Birkaç ay önce 1500 sivili kimyasal silahla öldüren Esad'ın, çoluk çocuk 11 bin kişiyi toplama kamplarında sistematik olarak katlettiğine dair 55 bin fotoğraf... Başbakan Erdoğan'la ortak yaptıkları dünkü basın toplantısında AB Konseyi Başkanı Rumpey'un "Suriye için daha fazlasına ihtiyacımız yok" dediği, gerçeklikleri, bağımsız, uluslararası otoriterlerce tescillenmiş, somut deliller...
Acaba Adorno, aralarında ne yazık ki kendisini "solcu" olarak tanımlayanların da bulunduğu bazı Türkiyelilerin, insanlığın bu son Auschwitz'i karşısındaki diktatör güzellemelerini, "ama"larını görse ne derdi?
Minicik ayakkabısı yanmış bacağının derisine yapışmış çocuğa bakıp "Hırsızın hiç mi suçu yok" diyebilen Kemalistleri...
Katliam belgelerinin yayınlanmasında boncuk arayan derlemeci gazetecinin "zamanlama manidar" çıkışlarını...
Aslı suretinden farksız bir diğerinin, kayışla boğulmuş genç bir adamın cesedine bakıp da aklına ilk gelen şeyin "Erdoğan'ın bu işten kazançlı çıkacağı" kaygısı olmasını...
Katliam görüntüleri ajanslara düşer düşmez Esad'ın Lahey'deki olası savunmasına twitter'dan argüman devşirmeye çalışan dış politika yazarını...
Dünyanın tüm dillerinde tercümesi "muhtaç"a denk düşen mültecilere yapılan yardımları, "vergim de vergim" diye sayan peşin satıcıları, yardım TIR'larını Esad'dan önce patlatanları...
Tıpkı Bosna'da, Afganistan'da, Halepçe'de olduğu gibi, katleden diktatör "seküler", kurbanlar ise Müslüman diye, dindarların mevzua duyarlı olmasına bakıp katliamlara gerekçe bulan "çağdaşları"...
Esad'a "boyun eğme" pankartı sunan TKP (Türkiye Kemalist Partisi) üyelerini, tüm şirin gülümsemesini de yanına alıp Katille boydan fotoğraf veren CHP'li Şafak Pavey'i ve öbürsüleri, Diktatörün dev posteri önünde "mazlum halklara" konser veren "devrimci" müzik gruplarını...
Neler demezdi ki...
Neler demeyecekler ki...
Kimileri de bunlara...
Ama onların dün başka üzüntüleri vardı. Bu büyük insanlık dramına değil, onlara gözyaşı döktüler.

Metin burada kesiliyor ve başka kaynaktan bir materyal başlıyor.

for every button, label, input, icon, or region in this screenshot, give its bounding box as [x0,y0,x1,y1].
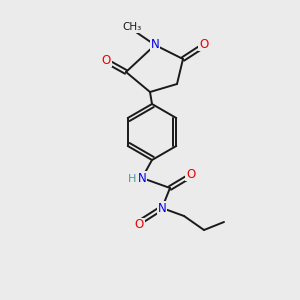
Text: N: N [151,38,159,52]
Text: O: O [200,38,208,50]
Text: H: H [128,174,136,184]
Text: CH₃: CH₃ [122,22,142,32]
Text: O: O [101,53,111,67]
Text: N: N [158,202,166,214]
Text: O: O [186,167,196,181]
Text: N: N [138,172,146,184]
Text: O: O [134,218,144,232]
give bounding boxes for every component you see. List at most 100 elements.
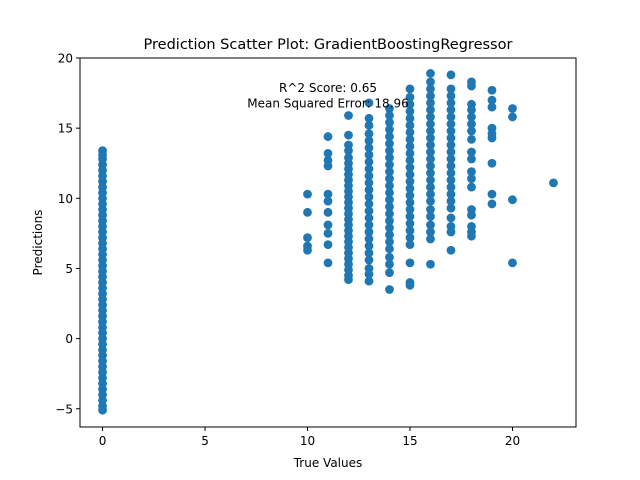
data-point	[323, 196, 333, 206]
data-point	[426, 161, 435, 171]
data-point	[323, 228, 333, 238]
data-point	[446, 105, 456, 115]
chart-annotation: Mean Squared Error: 18.96	[247, 96, 408, 110]
data-point	[487, 133, 497, 143]
data-point	[344, 130, 353, 140]
data-point	[405, 258, 415, 268]
data-point	[364, 185, 374, 195]
data-point	[364, 178, 374, 188]
data-point	[467, 134, 476, 144]
data-point	[385, 174, 394, 184]
data-point	[487, 95, 497, 105]
data-point	[323, 189, 333, 199]
data-point	[426, 196, 435, 206]
data-point	[405, 177, 415, 186]
data-point	[405, 92, 415, 102]
data-point	[446, 91, 456, 101]
y-axis: −5 0 5 10 15 20	[55, 52, 80, 416]
data-point	[405, 156, 415, 165]
data-point	[508, 195, 517, 205]
data-point	[364, 192, 374, 202]
data-point	[385, 104, 394, 113]
data-point	[364, 120, 374, 130]
data-point	[405, 205, 415, 214]
data-point	[385, 209, 394, 219]
data-point	[426, 119, 435, 129]
data-point	[426, 189, 435, 199]
data-point	[405, 191, 415, 200]
data-point	[467, 167, 476, 177]
data-point	[549, 178, 558, 188]
data-point	[426, 205, 435, 214]
data-point	[426, 77, 435, 87]
data-point	[364, 143, 374, 153]
data-point	[405, 163, 415, 172]
data-point	[364, 269, 374, 279]
data-point	[446, 189, 456, 199]
data-point	[446, 154, 456, 164]
data-point	[467, 231, 476, 241]
data-point	[446, 119, 456, 129]
data-point	[323, 149, 333, 158]
data-point	[385, 230, 394, 240]
data-point	[344, 275, 353, 285]
data-point	[323, 240, 333, 250]
data-point	[405, 141, 415, 151]
data-point	[487, 199, 497, 209]
data-point	[385, 132, 394, 141]
y-tick-label: 0	[65, 332, 73, 346]
data-point	[426, 220, 435, 230]
data-point	[385, 146, 394, 156]
data-point	[508, 104, 517, 113]
data-point	[385, 244, 394, 254]
x-tick-label: 20	[505, 434, 520, 448]
data-point	[426, 140, 435, 150]
data-point	[446, 133, 456, 143]
data-point	[467, 112, 476, 122]
data-point	[364, 276, 374, 286]
data-point	[323, 132, 333, 141]
data-point	[426, 147, 435, 157]
data-point	[364, 248, 374, 258]
data-point	[446, 196, 456, 206]
data-point	[426, 227, 435, 237]
data-point	[446, 182, 456, 192]
data-point	[405, 84, 415, 94]
data-point	[323, 207, 333, 217]
y-tick-label: 5	[65, 262, 73, 276]
data-point	[446, 175, 456, 185]
data-point	[385, 202, 394, 212]
data-point	[364, 164, 374, 174]
data-point	[467, 154, 476, 164]
data-point	[385, 285, 394, 294]
data-point	[344, 111, 353, 120]
points-layer	[98, 69, 558, 415]
data-point	[467, 174, 476, 184]
data-point	[405, 233, 415, 242]
data-point	[364, 220, 374, 230]
data-point	[426, 84, 435, 94]
data-point	[364, 157, 374, 167]
data-point	[385, 125, 394, 134]
data-point	[426, 105, 435, 115]
x-tick-label: 0	[99, 434, 107, 448]
data-point	[426, 259, 435, 269]
data-point	[405, 280, 415, 290]
data-point	[446, 126, 456, 136]
data-point	[487, 102, 497, 112]
data-point	[364, 171, 374, 181]
data-point	[344, 146, 353, 156]
data-point	[364, 234, 374, 244]
data-point	[487, 85, 497, 95]
data-point	[385, 167, 394, 177]
data-point	[98, 405, 107, 415]
data-point	[446, 213, 456, 223]
data-point	[426, 69, 435, 78]
data-point	[405, 120, 415, 130]
data-point	[385, 252, 394, 262]
x-tick-label: 10	[300, 434, 315, 448]
data-point	[426, 175, 435, 185]
data-point	[446, 227, 456, 237]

Önce, öğlen saatlerinde, Gezi'de "çapulcuyum" tişörtü giyip bir anda proleterliğe terfi eden İstanbul sermayesinin acısına ortak oldular. Zira Merkez Bankası faizleri yine yine yine yükseltmemişti.
İkinci darbe ise Brüksel'den geldi. Günlerdir, HSYK düzenlemesini çarpıtarak yaptıkları haberler, "Türkiye atom bombası yapıyormuş" makaleleri, "Komisyonun çaycısı gazetemize açıkladı AB ile ilişkiler askıda manşetleri" ve "Erdoğan'ın yüzüne bakmayacaklar" tahminleri ellerinde patladı.

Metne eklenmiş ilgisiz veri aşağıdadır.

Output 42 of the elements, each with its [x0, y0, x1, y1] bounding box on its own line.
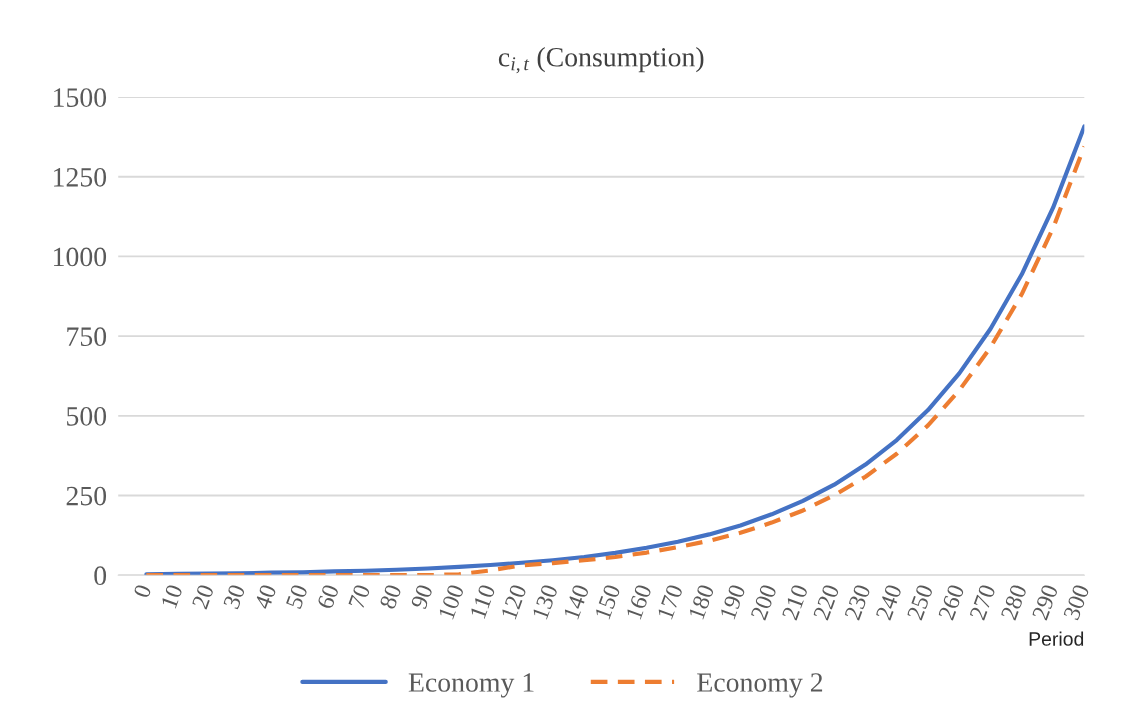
x-tick-label: 70: [348, 583, 371, 610]
x-tick-label: 160: [625, 583, 652, 620]
x-tick-label: 240: [875, 583, 902, 621]
x-tick-label: 230: [844, 583, 871, 621]
x-tick-label: 190: [719, 583, 746, 620]
x-tick-label: 120: [500, 583, 527, 620]
legend-label: Economy 1: [408, 673, 534, 698]
x-tick-label: 200: [750, 583, 777, 621]
x-tick-label: 100: [438, 583, 465, 620]
y-tick-label: 1000: [54, 247, 107, 267]
x-tick-label: 300: [1063, 583, 1090, 621]
x-tick-label: 40: [254, 583, 277, 611]
x-tick-label: 260: [938, 583, 965, 621]
y-tick-label: 1250: [54, 167, 107, 187]
x-tick-label: 110: [469, 583, 496, 619]
x-tick-label: 80: [379, 583, 402, 610]
x-tick-label: 20: [191, 583, 215, 610]
x-tick-label: 50: [285, 583, 308, 610]
y-tick-label: 1500: [54, 88, 107, 107]
x-tick-label: 290: [1031, 583, 1059, 621]
chart-title: c$_{i,t}$ (Consumption): [498, 47, 704, 74]
legend-label: Economy 2: [697, 673, 823, 698]
x-tick-label: 210: [781, 583, 809, 621]
x-tick-label: 150: [594, 583, 621, 620]
x-tick-label: 90: [410, 583, 434, 610]
x-axis-title: Period: [1029, 631, 1084, 646]
y-tick-label: 0: [94, 566, 107, 586]
x-tick-label: 0: [133, 583, 152, 599]
x-tick-label: 170: [657, 583, 684, 620]
x-tick-label: 140: [563, 583, 590, 620]
y-tick-label: 750: [67, 327, 107, 347]
x-tick-label: 250: [906, 583, 934, 621]
x-tick-label: 10: [160, 583, 183, 609]
x-tick-label: 270: [969, 583, 996, 621]
x-tick-label: 130: [532, 583, 559, 620]
x-tick-label: 30: [223, 583, 246, 610]
x-tick-label: 280: [1000, 583, 1028, 621]
x-tick-label: 220: [813, 583, 840, 621]
x-tick-label: 60: [316, 583, 340, 610]
y-tick-label: 500: [67, 406, 107, 426]
y-tick-label: 250: [66, 486, 107, 506]
x-tick-label: 180: [688, 583, 715, 620]
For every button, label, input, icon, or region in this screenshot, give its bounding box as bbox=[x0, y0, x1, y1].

Avrupa Konseyi Başkanı Herman Van Rompuy "2014'te umarım daha fazla ilerleyeceğiz. Nihai hedef tam üyelik" dedi. Rompuy, günlerdir malum gazetelerde, hakkında AB'nin Türkiye'ye sert uyarı vereceği iddia edilen HSYK düzenlemesi ile ilgili soruyu ise şöyle yanıtladı:
"Bu Türkiye'nin iç durumudur. Biz sonucu görüp değerlendireceğiz."

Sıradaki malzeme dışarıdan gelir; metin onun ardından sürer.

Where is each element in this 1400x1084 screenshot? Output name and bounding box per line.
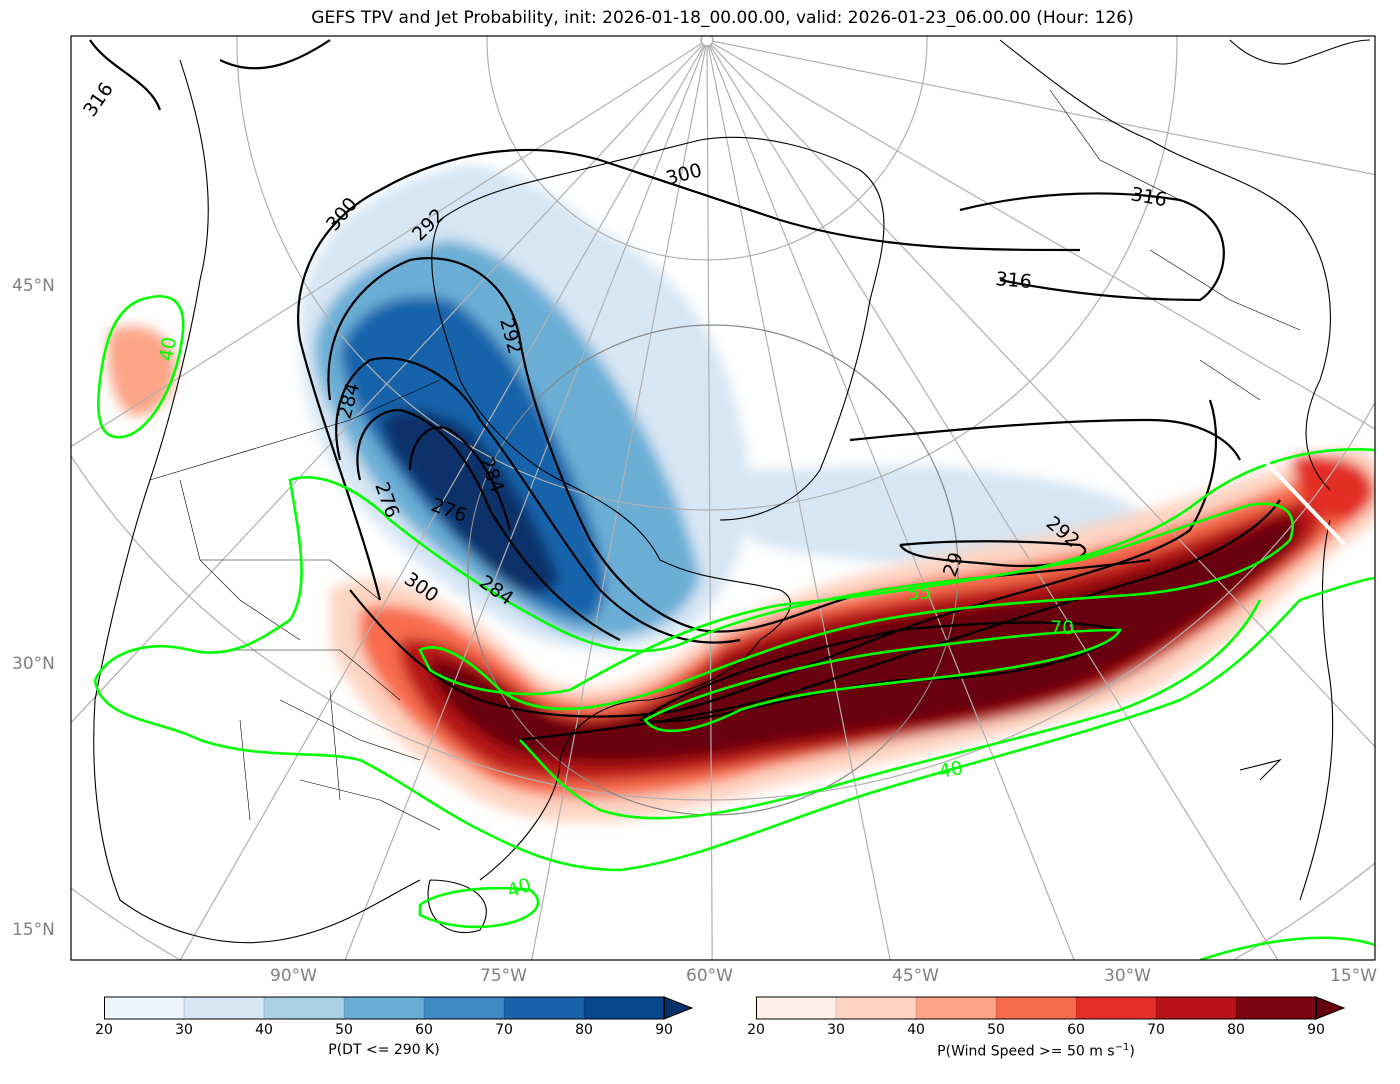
- colorbar-tpv-swatch: [264, 997, 345, 1019]
- contour-label: 40: [937, 757, 965, 783]
- political-boundaries: [149, 89, 1301, 831]
- lon-label-30w: 30°W: [1104, 966, 1151, 986]
- lat-label-30n: 30°N: [12, 654, 55, 674]
- colorbar-tpv-ticks: 20 30 40 50 60 70 80 90: [95, 1022, 694, 1040]
- colorbar-jet-swatch: [1236, 997, 1317, 1019]
- colorbar-jet-swatch: [756, 997, 837, 1019]
- colorbar-tpv-swatch: [184, 997, 265, 1019]
- colorbar-jet-outline: [756, 996, 1317, 1020]
- contour-label: 40: [504, 874, 534, 903]
- colorbar-jet-swatch: [836, 997, 917, 1019]
- north-pole-marker: [700, 36, 714, 47]
- lon-label-60w: 60°W: [686, 966, 733, 986]
- colorbar-tpv-tick-label: 90: [655, 1022, 673, 1038]
- colorbar-jet-tick-label: 90: [1307, 1022, 1325, 1038]
- lon-label-90w: 90°W: [270, 966, 317, 986]
- coastlines: [93, 39, 1371, 944]
- colorbar-jet-tick-label: 30: [827, 1022, 845, 1038]
- colorbar-tpv: 20 30 40 50 60 70 80 90 P(DT <= 290 K): [95, 996, 694, 1076]
- colorbar-jet-tick-label: 50: [987, 1022, 1005, 1038]
- colorbar-jet-swatches: [756, 996, 1346, 1020]
- contour-label: 316: [1129, 183, 1169, 211]
- contour-label: 300: [664, 159, 705, 190]
- colorbar-jet-label-end: ): [1129, 1043, 1135, 1060]
- colorbar-tpv-swatch: [424, 997, 505, 1019]
- oblique-frame: [467, 324, 959, 816]
- colorbar-jet-tick-label: 20: [747, 1022, 765, 1038]
- contour-label: 316: [79, 79, 118, 121]
- colorbar-jet-tick-label: 60: [1067, 1022, 1085, 1038]
- colorbar-tpv-label: P(DT <= 290 K): [328, 1042, 440, 1058]
- colorbar-tpv-extend-arrow: [663, 996, 694, 1020]
- contour-label: 70: [1050, 617, 1074, 639]
- jet-probability-field: [108, 326, 1375, 823]
- colorbar-tpv-tick-label: 60: [415, 1022, 433, 1038]
- colorbar-tpv-swatch: [584, 997, 665, 1019]
- colorbar-tpv-swatches: [104, 996, 694, 1020]
- colorbar-jet-extend-arrow: [1315, 996, 1346, 1020]
- colorbar-tpv-outline: [104, 996, 665, 1020]
- map-title: GEFS TPV and Jet Probability, init: 2026…: [311, 8, 1134, 28]
- colorbar-tpv-swatch: [504, 997, 585, 1019]
- colorbar-jet-ticks: 20 30 40 50 60 70 80 90: [747, 1022, 1346, 1040]
- wind-contours: [93, 294, 1375, 960]
- colorbar-jet-swatch: [996, 997, 1077, 1019]
- colorbar-jet-tick-label: 40: [907, 1022, 925, 1038]
- colorbar-tpv-swatch: [104, 997, 185, 1019]
- contour-label: 40: [155, 335, 181, 363]
- contour-label: 55: [907, 581, 933, 605]
- lon-label-45w: 45°W: [892, 966, 939, 986]
- colorbar-tpv-tick-label: 70: [495, 1022, 513, 1038]
- colorbar-tpv-tick-label: 30: [175, 1022, 193, 1038]
- colorbar-jet-label: P(Wind Speed >= 50 m s−1): [756, 1042, 1316, 1060]
- map-frame: [70, 35, 1376, 961]
- lat-label-15n: 15°N: [12, 920, 55, 940]
- colorbar-jet: 20 30 40 50 60 70 80 90 P(Wind Speed >= 50 m s−…: [747, 996, 1346, 1076]
- colorbar-tpv-tick-label: 40: [255, 1022, 273, 1038]
- colorbar-jet-tick-label: 80: [1227, 1022, 1245, 1038]
- projection-seam: [1243, 438, 1347, 547]
- colorbar-jet-tick-label: 70: [1147, 1022, 1165, 1038]
- colorbar-jet-label-sup: −1: [1114, 1042, 1130, 1053]
- colorbar-jet-label-text: P(Wind Speed >= 50 m s: [937, 1043, 1115, 1060]
- colorbar-jet-swatch: [916, 997, 997, 1019]
- colorbar-tpv-swatch: [344, 997, 425, 1019]
- colorbar-jet-swatch: [1076, 997, 1157, 1019]
- colorbar-tpv-tick-label: 20: [95, 1022, 113, 1038]
- colorbar-tpv-tick-label: 50: [335, 1022, 353, 1038]
- colorbar-jet-swatch: [1156, 997, 1237, 1019]
- lon-label-75w: 75°W: [480, 966, 527, 986]
- contour-label: 316: [995, 268, 1033, 293]
- colorbar-tpv-tick-label: 80: [575, 1022, 593, 1038]
- lon-label-15w: 15°W: [1330, 966, 1377, 986]
- lat-label-45n: 45°N: [12, 276, 55, 296]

Avrupa Komisyonu Başkanı Jose Manuel Barroso da "Erdoğan'la konuştum ve bu sohbet sonucunda memnun oldum. Başbakan bize güvence verdi" diye konuştu. AB ile Türkiye'nin müttefik olduğunu, geri kabul ve vizeler için imzaların atıldığını söyledi.
Evet, tüm bunlar da kimilerimiz için hüzünlü haberler...
Neyse kendilerini çok üzmesinler. Önümüzdeki Cenevre 2 Konferanslarına baksınlar. Umutlarını da kaybetmesinler. Kim bilir, bakarsınız sevgili diktatörleri Esad için çok da kötü olmayan bir karar çıkar, değil mi?